Archive | July, 2019

This is who we are

19 Jul

Several years ago in Los Angeles, a guy cut me off in a parking lot. That escalated into yelling out of windows and, to my utter shame, I yelled for this Arab-looking man to go back home.

I was ashamed then and more so now and have never repeated this epithet.

But to say this is not who we are as Americans is not entirely true. This is who we are on our worst day. I would give a lot to be able to apologize to this man.

Matthew Sunderland, Joshua Tree, CA in “16,000 Readers Shared Their Experiences of Being Told to ‘Go Back. Here Are Some of Their Stories” in The New York Times, 7.19.19

In a pattern of reporting on hate speech and action that includes a subsequent disavowal by communities of what got said and done by members of their communities in their communities (“those aren’t our values”… “that isn’t us…”) I appreciate this individual owning their actions, and thereby owning that this is him. Not all of him. I believe what Bryan Stevenson has said: “Each of us is more than the worst thing we’ve ever done.”

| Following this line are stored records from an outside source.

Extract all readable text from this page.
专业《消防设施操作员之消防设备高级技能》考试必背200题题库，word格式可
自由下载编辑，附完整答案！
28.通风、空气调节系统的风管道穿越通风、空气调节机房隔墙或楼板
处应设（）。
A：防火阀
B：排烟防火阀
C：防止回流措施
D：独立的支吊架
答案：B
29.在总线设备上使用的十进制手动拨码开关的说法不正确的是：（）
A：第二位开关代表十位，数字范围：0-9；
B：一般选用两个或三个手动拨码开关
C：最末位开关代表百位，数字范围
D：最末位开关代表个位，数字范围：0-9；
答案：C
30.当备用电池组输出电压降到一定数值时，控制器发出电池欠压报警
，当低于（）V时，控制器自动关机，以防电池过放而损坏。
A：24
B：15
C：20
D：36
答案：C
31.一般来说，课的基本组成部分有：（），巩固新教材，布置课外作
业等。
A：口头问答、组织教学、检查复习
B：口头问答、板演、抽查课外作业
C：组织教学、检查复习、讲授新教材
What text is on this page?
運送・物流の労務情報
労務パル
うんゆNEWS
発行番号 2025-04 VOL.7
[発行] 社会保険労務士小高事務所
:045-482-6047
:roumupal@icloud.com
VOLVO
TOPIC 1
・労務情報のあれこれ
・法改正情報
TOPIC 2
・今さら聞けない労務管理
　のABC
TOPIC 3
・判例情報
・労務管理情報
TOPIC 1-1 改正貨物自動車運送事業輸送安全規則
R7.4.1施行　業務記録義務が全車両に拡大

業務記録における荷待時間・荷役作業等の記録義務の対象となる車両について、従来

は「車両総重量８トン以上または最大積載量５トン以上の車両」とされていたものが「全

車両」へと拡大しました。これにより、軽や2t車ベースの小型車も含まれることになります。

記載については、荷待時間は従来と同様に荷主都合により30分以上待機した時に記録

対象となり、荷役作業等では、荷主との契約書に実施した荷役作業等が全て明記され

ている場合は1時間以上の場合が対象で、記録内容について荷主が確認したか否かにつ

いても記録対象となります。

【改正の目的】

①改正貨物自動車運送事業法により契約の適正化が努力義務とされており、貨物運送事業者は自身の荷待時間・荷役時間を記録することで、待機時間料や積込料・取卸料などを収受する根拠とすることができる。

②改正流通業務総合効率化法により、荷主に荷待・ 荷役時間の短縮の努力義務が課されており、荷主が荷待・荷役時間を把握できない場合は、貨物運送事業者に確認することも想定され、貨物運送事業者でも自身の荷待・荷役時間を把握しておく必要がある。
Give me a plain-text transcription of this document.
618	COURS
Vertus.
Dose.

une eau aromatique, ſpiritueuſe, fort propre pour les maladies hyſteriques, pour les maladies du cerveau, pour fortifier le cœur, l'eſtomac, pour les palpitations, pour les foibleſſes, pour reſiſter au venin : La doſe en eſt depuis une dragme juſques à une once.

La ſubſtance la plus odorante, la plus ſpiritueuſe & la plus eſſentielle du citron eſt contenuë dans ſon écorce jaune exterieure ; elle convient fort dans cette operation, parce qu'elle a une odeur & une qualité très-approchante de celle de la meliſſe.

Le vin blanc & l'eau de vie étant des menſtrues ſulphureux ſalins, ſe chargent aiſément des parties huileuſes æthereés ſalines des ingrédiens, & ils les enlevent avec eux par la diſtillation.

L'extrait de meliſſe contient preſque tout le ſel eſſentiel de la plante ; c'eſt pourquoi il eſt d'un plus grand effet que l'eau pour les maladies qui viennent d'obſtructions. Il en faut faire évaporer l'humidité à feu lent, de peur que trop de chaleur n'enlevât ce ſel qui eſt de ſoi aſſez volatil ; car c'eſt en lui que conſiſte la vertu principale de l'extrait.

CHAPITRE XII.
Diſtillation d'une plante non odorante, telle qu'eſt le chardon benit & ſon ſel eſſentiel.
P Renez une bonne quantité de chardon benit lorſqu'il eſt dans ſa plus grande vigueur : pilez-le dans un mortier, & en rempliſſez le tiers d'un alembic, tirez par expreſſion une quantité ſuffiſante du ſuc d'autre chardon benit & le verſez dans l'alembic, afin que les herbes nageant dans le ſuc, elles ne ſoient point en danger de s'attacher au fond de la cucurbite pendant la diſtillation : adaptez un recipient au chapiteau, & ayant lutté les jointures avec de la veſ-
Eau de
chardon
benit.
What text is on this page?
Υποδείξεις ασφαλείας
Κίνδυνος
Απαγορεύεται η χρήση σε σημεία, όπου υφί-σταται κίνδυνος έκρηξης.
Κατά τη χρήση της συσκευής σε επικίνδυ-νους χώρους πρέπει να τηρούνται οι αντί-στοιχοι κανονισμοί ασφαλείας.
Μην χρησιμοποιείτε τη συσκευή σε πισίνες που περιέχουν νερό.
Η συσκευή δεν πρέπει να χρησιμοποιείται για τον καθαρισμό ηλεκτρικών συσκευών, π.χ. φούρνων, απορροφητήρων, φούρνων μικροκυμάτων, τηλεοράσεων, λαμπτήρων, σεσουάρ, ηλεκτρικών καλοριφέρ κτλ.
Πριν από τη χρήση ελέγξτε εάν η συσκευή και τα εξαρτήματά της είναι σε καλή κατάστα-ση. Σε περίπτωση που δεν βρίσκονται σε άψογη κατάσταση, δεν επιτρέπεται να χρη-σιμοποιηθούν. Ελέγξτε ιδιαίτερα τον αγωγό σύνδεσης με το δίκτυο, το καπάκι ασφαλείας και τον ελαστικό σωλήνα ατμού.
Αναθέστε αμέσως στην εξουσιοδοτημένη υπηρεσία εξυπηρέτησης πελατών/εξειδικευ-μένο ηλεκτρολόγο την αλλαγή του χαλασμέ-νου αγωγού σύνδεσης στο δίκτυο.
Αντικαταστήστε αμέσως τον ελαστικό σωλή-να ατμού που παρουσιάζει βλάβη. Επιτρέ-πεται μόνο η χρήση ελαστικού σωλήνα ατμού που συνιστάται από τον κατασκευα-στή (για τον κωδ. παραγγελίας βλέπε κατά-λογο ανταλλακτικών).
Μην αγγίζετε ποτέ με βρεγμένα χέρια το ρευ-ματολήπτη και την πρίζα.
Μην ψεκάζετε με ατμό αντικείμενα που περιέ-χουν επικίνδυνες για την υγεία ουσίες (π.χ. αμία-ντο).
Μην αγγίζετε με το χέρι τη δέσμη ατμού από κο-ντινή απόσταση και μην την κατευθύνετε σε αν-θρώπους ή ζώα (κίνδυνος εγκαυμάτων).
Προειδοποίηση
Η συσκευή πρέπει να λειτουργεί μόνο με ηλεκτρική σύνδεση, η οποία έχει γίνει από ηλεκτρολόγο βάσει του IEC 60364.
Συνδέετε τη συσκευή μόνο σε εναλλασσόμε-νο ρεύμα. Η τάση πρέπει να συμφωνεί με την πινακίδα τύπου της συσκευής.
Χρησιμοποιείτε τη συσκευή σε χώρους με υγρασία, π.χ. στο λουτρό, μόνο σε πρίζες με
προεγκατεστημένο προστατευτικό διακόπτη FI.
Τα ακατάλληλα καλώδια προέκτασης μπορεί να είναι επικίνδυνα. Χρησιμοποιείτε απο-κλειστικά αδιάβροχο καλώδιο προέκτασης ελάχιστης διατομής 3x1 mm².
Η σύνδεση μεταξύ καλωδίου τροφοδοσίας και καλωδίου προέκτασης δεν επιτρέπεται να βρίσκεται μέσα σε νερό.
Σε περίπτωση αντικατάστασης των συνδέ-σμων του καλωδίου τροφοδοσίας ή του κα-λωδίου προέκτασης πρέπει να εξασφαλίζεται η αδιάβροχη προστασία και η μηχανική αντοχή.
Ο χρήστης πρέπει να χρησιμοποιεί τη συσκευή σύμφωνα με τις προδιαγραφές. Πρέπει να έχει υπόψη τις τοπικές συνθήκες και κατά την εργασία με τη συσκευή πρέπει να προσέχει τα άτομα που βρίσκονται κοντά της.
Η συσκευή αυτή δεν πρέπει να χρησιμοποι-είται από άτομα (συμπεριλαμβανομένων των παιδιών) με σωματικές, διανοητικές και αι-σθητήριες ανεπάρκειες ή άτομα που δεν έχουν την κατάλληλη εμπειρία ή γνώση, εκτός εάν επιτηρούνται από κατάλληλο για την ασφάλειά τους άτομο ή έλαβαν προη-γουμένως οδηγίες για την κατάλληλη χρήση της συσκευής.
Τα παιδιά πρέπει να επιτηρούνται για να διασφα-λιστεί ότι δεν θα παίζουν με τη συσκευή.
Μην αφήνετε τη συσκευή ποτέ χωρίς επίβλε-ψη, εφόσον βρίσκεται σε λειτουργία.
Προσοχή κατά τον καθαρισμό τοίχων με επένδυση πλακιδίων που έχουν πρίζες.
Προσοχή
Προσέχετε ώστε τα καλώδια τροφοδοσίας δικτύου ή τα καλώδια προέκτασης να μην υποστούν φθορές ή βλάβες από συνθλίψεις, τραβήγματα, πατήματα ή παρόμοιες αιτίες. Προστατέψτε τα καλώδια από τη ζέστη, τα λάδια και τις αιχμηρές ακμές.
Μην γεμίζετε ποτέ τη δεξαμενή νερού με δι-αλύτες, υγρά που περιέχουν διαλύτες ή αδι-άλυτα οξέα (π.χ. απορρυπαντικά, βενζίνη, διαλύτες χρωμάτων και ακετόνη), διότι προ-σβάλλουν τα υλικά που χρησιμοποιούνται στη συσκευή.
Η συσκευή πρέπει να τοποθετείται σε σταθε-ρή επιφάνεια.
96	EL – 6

And still. This is Matthew Sunderland. This is California. This is the United States.

And so could be the admission and the desire to repair.

I worry about the denials of communities and individuals regarding “who we are on our worst day,” because if we don’t admit it, then we can never repair it and get better. And that’s the insult upon injury: you’ve been told to “go back” and then that it didn’t really happen, it couldn’t have. Because that’s not us. OK?